The teams have played each other six times, Hawaii winning once -- in their last meeting, in 1979.
Arizona State has won bowl games the past two years. Hawaii is 3-1 in postseason games since June Jones became coach in 1999, including the Oahu Bowl that season. UH lost the 2002 Hawaii Bowl to Tulane, and beat Houston and UAB in 2003 and 2004.
The layoff between the end of the regular season and the bowl didn't affect the UH offense in those games, as it scored 54 and 59 points.
"We take a week off, and then we have more than enough time to get back into rhythm with what we're doing. I think we've maintained it pretty well," Jones said.
Also, the Warriors are the healthiest they've been all season.
"We've got a couple guys with nagging stuff, but I think all-in-all we're healthy," Jones said.
Arizona State's Dirk Koetter is coaching his last game after being fired last month. He hasn't lost his sense of humor despite being a touchdown-plus underdog.
"We're bringing out Dean Smith and going four corners," Koetter said, when asked about stopping Hawaii's offense, which leads the nation in scoring and total yards.
When Hawaii has the ball: QB Colt Brennan is one touchdown pass away from David Klingler's record of 54 in one season. Brennan said he will likely return for his senior season, but this could still be his final game as a Warrior.
WR Jason Rivers had two of his best games in Hawaii bowls, combining for 18 receptions, 291 yards and four TDs in the 2003 and 2004 games.
He and SB Davone Bess, the top receiver, are just two of a half-dozen viable targets for Brennan's passes.
Arizona State has 31 sacks, with DE Dexter Davis leading the way with five, and UH allowed six against Oregon State on Dec. 2. The Sun Devils defense was ranked 114th nationally in yardage allowed in 2005, and improved to 27th this year.

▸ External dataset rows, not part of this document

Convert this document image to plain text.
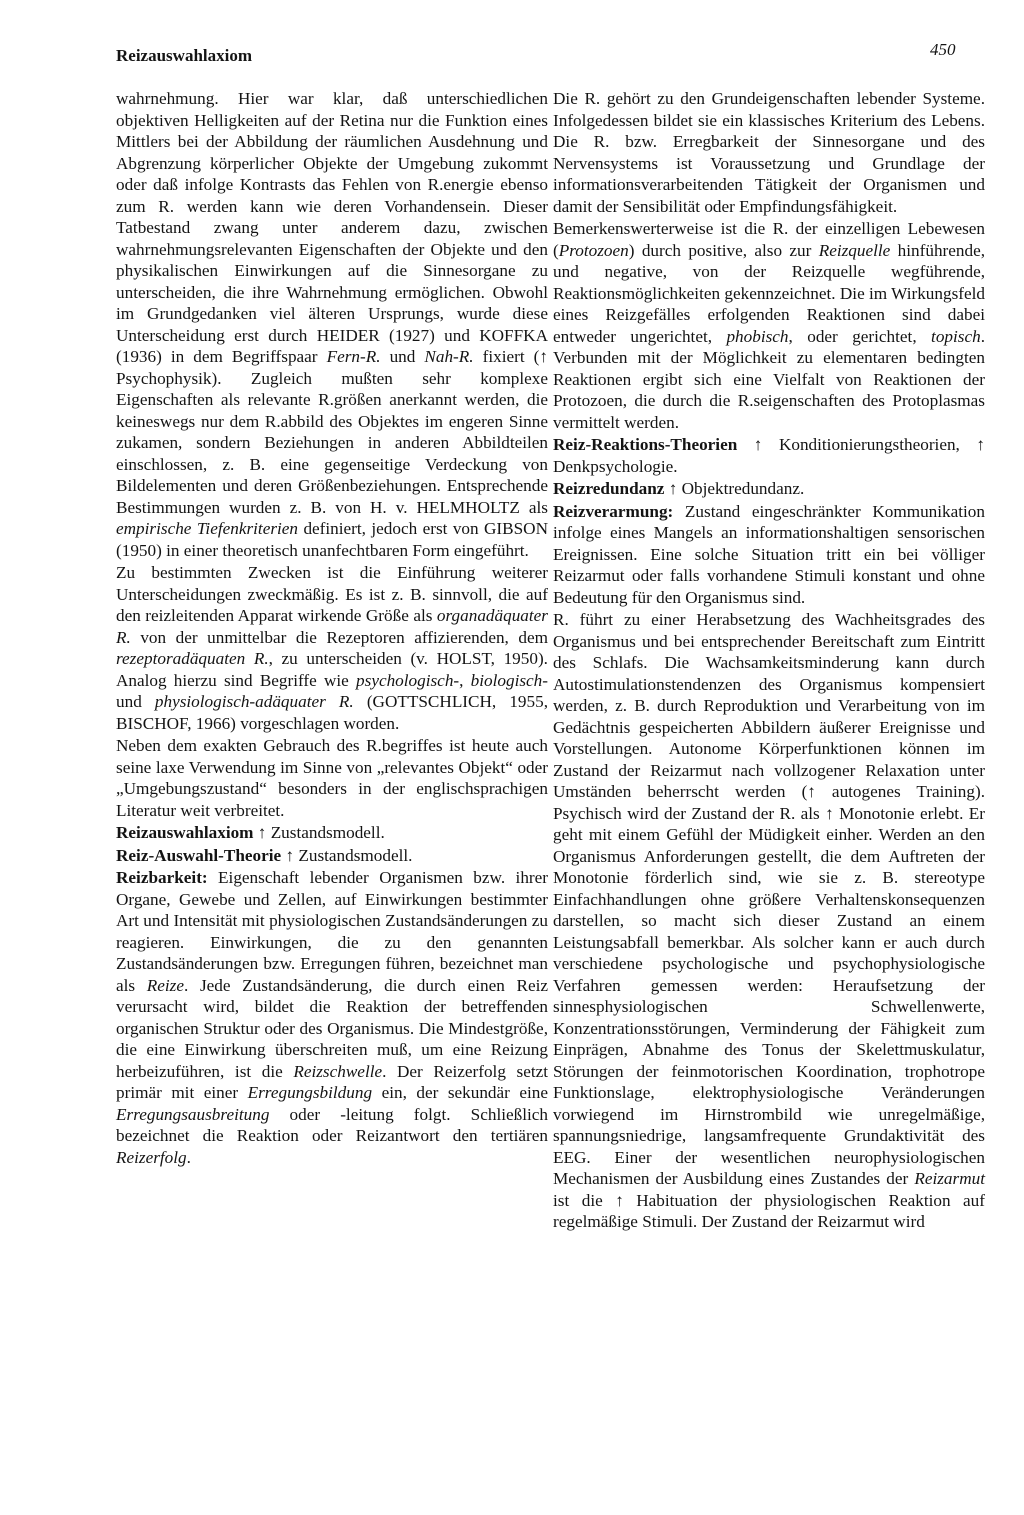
Reizauswahlaxiom	450

wahrnehmung. Hier war klar, daß unterschiedlichen objektiven Helligkeiten auf der Retina nur die Funktion eines Mittlers bei der Abbildung der räumlichen Ausdehnung und Abgrenzung körperlicher Objekte der Umgebung zukommt oder daß infolge Kontrasts das Fehlen von R.energie ebenso zum R. werden kann wie deren Vorhandensein. Dieser Tatbestand zwang unter anderem dazu, zwischen wahrnehmungsrelevanten Eigenschaften der Objekte und den physikalischen Einwirkungen auf die Sinnesorgane zu unterscheiden, die ihre Wahrnehmung ermöglichen. Obwohl im Grundgedanken viel älteren Ursprungs, wurde diese Unterscheidung erst durch HEIDER (1927) und KOFFKA (1936) in dem Begriffspaar Fern-R. und Nah-R. fixiert (↑ Psychophysik). Zugleich mußten sehr komplexe Eigenschaften als relevante R.größen anerkannt werden, die keineswegs nur dem R.abbild des Objektes im engeren Sinne zukamen, sondern Beziehungen in anderen Abbildteilen einschlossen, z. B. eine gegenseitige Verdeckung von Bildelementen und deren Größenbeziehungen. Entsprechende Bestimmungen wurden z. B. von H. v. HELMHOLTZ als empirische Tiefenkriterien definiert, jedoch erst von GIBSON (1950) in einer theoretisch unanfechtbaren Form eingeführt.

Zu bestimmten Zwecken ist die Einführung weiterer Unterscheidungen zweckmäßig. Es ist z. B. sinnvoll, die auf den reizleitenden Apparat wirkende Größe als organadäquater R. von der unmittelbar die Rezeptoren affizierenden, dem rezeptoradäquaten R., zu unterscheiden (v. HOLST, 1950). Analog hierzu sind Begriffe wie psychologisch-, biologisch- und physiologisch-adäquater R. (GOTTSCHLICH, 1955, BISCHOF, 1966) vorgeschlagen worden.

Neben dem exakten Gebrauch des R.begriffes ist heute auch seine laxe Verwendung im Sinne von „relevantes Objekt“ oder „Umgebungszustand“ besonders in der englischsprachigen Literatur weit verbreitet.

Reizauswahlaxiom ↑ Zustandsmodell.

Reiz-Auswahl-Theorie ↑ Zustandsmodell.

Reizbarkeit: Eigenschaft lebender Organismen bzw. ihrer Organe, Gewebe und Zellen, auf Einwirkungen bestimmter Art und Intensität mit physiologischen Zustandsänderungen zu reagieren. Einwirkungen, die zu den genannten Zustandsänderungen bzw. Erregungen führen, bezeichnet man als Reize. Jede Zustandsänderung, die durch einen Reiz verursacht wird, bildet die Reaktion der betreffenden organischen Struktur oder des Organismus. Die Mindestgröße, die eine Einwirkung überschreiten muß, um eine Reizung herbeizuführen, ist die Reizschwelle. Der Reizerfolg setzt primär mit einer Erregungsbildung ein, der sekundär eine Erregungsausbreitung oder -leitung folgt. Schließlich bezeichnet die Reaktion oder Reizantwort den tertiären Reizerfolg.

Die R. gehört zu den Grundeigenschaften lebender Systeme. Infolgedessen bildet sie ein klassisches Kriterium des Lebens. Die R. bzw. Erregbarkeit der Sinnesorgane und des Nervensystems ist Voraussetzung und Grundlage der informationsverarbeitenden Tätigkeit der Organismen und damit der Sensibilität oder Empfindungsfähigkeit.

Bemerkenswerterweise ist die R. der einzelligen Lebewesen (Protozoen) durch positive, also zur Reizquelle hinführende, und negative, von der Reizquelle wegführende, Reaktionsmöglichkeiten gekennzeichnet. Die im Wirkungsfeld eines Reizgefälles erfolgenden Reaktionen sind dabei entweder ungerichtet, phobisch, oder gerichtet, topisch. Verbunden mit der Möglichkeit zu elementaren bedingten Reaktionen ergibt sich eine Vielfalt von Reaktionen der Protozoen, die durch die R.seigenschaften des Protoplasmas vermittelt werden.

Reiz-Reaktions-Theorien ↑ Konditionierungstheorien, ↑ Denkpsychologie.

Reizredundanz ↑ Objektredundanz.

Reizverarmung: Zustand eingeschränkter Kommunikation infolge eines Mangels an informationshaltigen sensorischen Ereignissen. Eine solche Situation tritt ein bei völliger Reizarmut oder falls vorhandene Stimuli konstant und ohne Bedeutung für den Organismus sind.

R. führt zu einer Herabsetzung des Wachheitsgrades des Organismus und bei entsprechender Bereitschaft zum Eintritt des Schlafs. Die Wachsamkeitsminderung kann durch Autostimulationstendenzen des Organismus kompensiert werden, z. B. durch Reproduktion und Verarbeitung von im Gedächtnis gespeicherten Abbildern äußerer Ereignisse und Vorstellungen. Autonome Körperfunktionen können im Zustand der Reizarmut nach vollzogener Relaxation unter Umständen beherrscht werden (↑ autogenes Training). Psychisch wird der Zustand der R. als ↑ Monotonie erlebt. Er geht mit einem Gefühl der Müdigkeit einher. Werden an den Organismus Anforderungen gestellt, die dem Auftreten der Monotonie förderlich sind, wie sie z. B. stereotype Einfachhandlungen ohne größere Verhaltenskonsequenzen darstellen, so macht sich dieser Zustand an einem Leistungsabfall bemerkbar. Als solcher kann er auch durch verschiedene psychologische und psychophysiologische Verfahren gemessen werden: Heraufsetzung der sinnesphysiologischen Schwellenwerte, Konzentrationsstörungen, Verminderung der Fähigkeit zum Einprägen, Abnahme des Tonus der Skelettmuskulatur, Störungen der feinmotorischen Koordination, trophotrope Funktionslage, elektrophysiologische Veränderungen vorwiegend im Hirnstrombild wie unregelmäßige, spannungsniedrige, langsamfrequente Grundaktivität des EEG. Einer der wesentlichen neurophysiologischen Mechanismen der Ausbildung eines Zustandes der Reizarmut ist die ↑ Habituation der physiologischen Reaktion auf regelmäßige Stimuli. Der Zustand der Reizarmut wird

Senior CB Keno Walter-White, junior CB Chris Baloney and freshman S Ryan McFoy have returned interceptions for touchdowns for ASU.
When Arizona State has the ball: The Sun Devils have a balanced attack featuring TB Ryan Torain, who rushed for 1,069 yards and is third in the Pac-10 with 89.1 per game.

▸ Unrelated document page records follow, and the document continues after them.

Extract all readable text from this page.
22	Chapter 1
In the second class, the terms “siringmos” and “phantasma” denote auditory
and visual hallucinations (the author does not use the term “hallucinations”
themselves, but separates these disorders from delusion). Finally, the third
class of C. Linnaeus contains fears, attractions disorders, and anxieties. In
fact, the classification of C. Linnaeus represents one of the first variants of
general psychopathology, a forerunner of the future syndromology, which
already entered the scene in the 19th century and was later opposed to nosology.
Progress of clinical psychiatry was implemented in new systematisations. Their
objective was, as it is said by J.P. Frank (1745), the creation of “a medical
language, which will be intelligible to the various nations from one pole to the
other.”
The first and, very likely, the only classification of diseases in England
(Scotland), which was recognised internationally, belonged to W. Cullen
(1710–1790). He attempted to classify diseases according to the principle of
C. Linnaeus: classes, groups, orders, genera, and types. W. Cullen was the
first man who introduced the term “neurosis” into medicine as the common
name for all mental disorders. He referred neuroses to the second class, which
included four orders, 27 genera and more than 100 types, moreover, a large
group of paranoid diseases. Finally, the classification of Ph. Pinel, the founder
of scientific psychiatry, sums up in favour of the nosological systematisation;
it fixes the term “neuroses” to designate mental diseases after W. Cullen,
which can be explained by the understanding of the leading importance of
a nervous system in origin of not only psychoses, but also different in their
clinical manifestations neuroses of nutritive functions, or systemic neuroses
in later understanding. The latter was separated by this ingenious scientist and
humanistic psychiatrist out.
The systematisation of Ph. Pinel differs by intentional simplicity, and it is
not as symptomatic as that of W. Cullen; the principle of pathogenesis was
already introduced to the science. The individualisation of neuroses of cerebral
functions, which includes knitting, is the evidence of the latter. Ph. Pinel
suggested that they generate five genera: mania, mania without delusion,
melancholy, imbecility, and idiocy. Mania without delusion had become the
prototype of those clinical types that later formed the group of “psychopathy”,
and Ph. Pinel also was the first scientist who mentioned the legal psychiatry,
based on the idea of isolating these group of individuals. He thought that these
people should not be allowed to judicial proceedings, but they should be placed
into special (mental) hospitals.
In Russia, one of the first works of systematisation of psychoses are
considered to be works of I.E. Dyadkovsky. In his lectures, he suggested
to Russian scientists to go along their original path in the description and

TE Zach Miller is also a vital cog, for the running game and as the team's leading receiver.
QB Rudy Carpenter hasn't been as consistent as he was last year, but he is capable of big games.
Two key UH defenders are the healthiest they've been all season: NT Mike Lafaele and FS Leonard Peters could be poised for big games.
Special teams: UH's Dan Kelly missed two field-goal tries in the Warriors' 35-32 loss against Oregon State on Dec. 2.
ASU's Terry Richardson averages 33.6 yards per kickoff return. He and UH's Ross Dickerson both have 100-yard runbacks this season. Dickerson has two in his career.
Bess started returning punts in the Purdue game, and is averaging 17.2 yards per runback.